Elle a fermé les yeux avant de continuer. « Mais avant qu'il ne parte, quelque chose d'étrange s'est produit. Il a été appelé par Al Nadaha. » Elle a fait une pause et a inspiré brusquement.

« Il a commencé à agir de manière bizarre et il est devenu violent. Puis, peu de temps après, ils ont trouvé son corps flottant sur l'eau. On a cru qu'il s'était suicidé, mais nous savions que non.

« C'était l'œuvre de cette créature diabolique. »

Quand elle a terminé, mes yeux étaient écarquillés. « Et qu'est-il arrivé à ta sœur, Amina ? »

Elle a laissé échapper un profond soupir dont je pouvais dire qu'il était plein de souffrance avant de me donner la réponse. « Ce deuil, c'était trop pour elle, elle n'a pas pu le supporter.

« Elle a consacré sa vie à rassembler des informations sur Al Nadaha et à découvrir son secret. Elle pensait qu'elle pourrait se venger d'Al Nadaha pour l'avoir privée de l'amour de sa vie. »

Ma grand-mère a émis un rire sans joie lorsque la dernière phrase a quitté sa bouche. « Cette créature les a pris tous les deux. Elle a tué Hussein, et a conduit Amina à sa mort.

« Elle est morte peu de temps après la mort d'Hussein, et je savais avec certitude que c'était son obsession pour ce démon qui l'avait mise dans cet état. »

J'ai cligné des yeux plusieurs fois, ne croyant pas ce que j'entendais, qu'il y avait une possibilité qu'Al Nadaha pouvait être réelle.

« Amina avait même un journal. Il était consacré à ses recherches sur cette créature », a dit ma grand-mère, et ses mots ont immédiatement captivé toute mon attention.

« Le journal est toujours là ? » J'ai senti la culpabilité me serrer les tripes à la seconde où la question a quitté ma bouche, car je n'ai pas réussi à cacher l'enthousiasme de ma voix.

« Oui, je l'ai gardé avec moi. C'est le dernier souvenir qu'il me reste d'Amina. » Ma grand-mère a soupiré, puis elle m'a regardée. « Tu veux le voir ? »

J'ai hoché la tête. « Oui, s'il te plaît. »
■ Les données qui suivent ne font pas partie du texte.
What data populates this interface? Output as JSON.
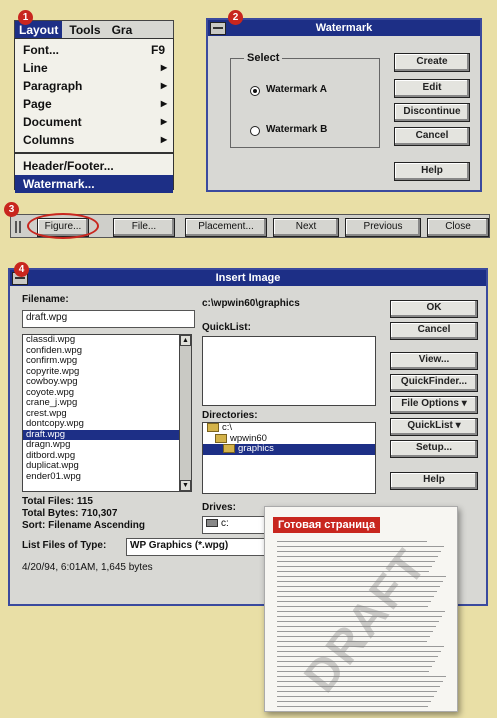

Elle s'est redressée sur ses pieds et a disparu dans sa chambre. Elle est revenue au bout d'un moment avec un journal noir à la main. Elle me l'a tendu.

J'ai regardé le journal dans ma main, en feuilletant rapidement les pages.

« Grand-mère, je peux le garder un moment ? Je te promets que j'en prendrai bien soin. Je sais qu'il compte beaucoup pour toi, et je te le rendrai dès que je l’aurai fini. »

Ma grand-mère a poussé un profond soupir, puis m'a fait un signe de tête. « D'accord, mais tu dois faire attention avec ça. J'ai toujours pensé que ce journal avait quelque chose d'étrange.

« Chaque fois que je le lis, je sens mon estomac se retourner, et ma poitrine me brûle comme si l'air était vidé de mes poumons. Mon cœur me dit qu'il est entouré de ténèbres, qu'il est mauvais. »

J'ai regardé à nouveau le journal, ignorant totalement ce que ma grand-mère avait dit sur les ténèbres qui l'entouraient. Tout ce qui m'importait, c'était les secrets contenus dans ses pages.

Et toutes les informations qui m'aideraient à écrire l'histoire la plus flippante sur la créature qui terrorisait des générations.

Un petit sourire s'est dessiné sur mes lèvres alors que les pièces du plan commençaient à se mettre en place dans ma tête.

Cela allait définitivement être intéressant.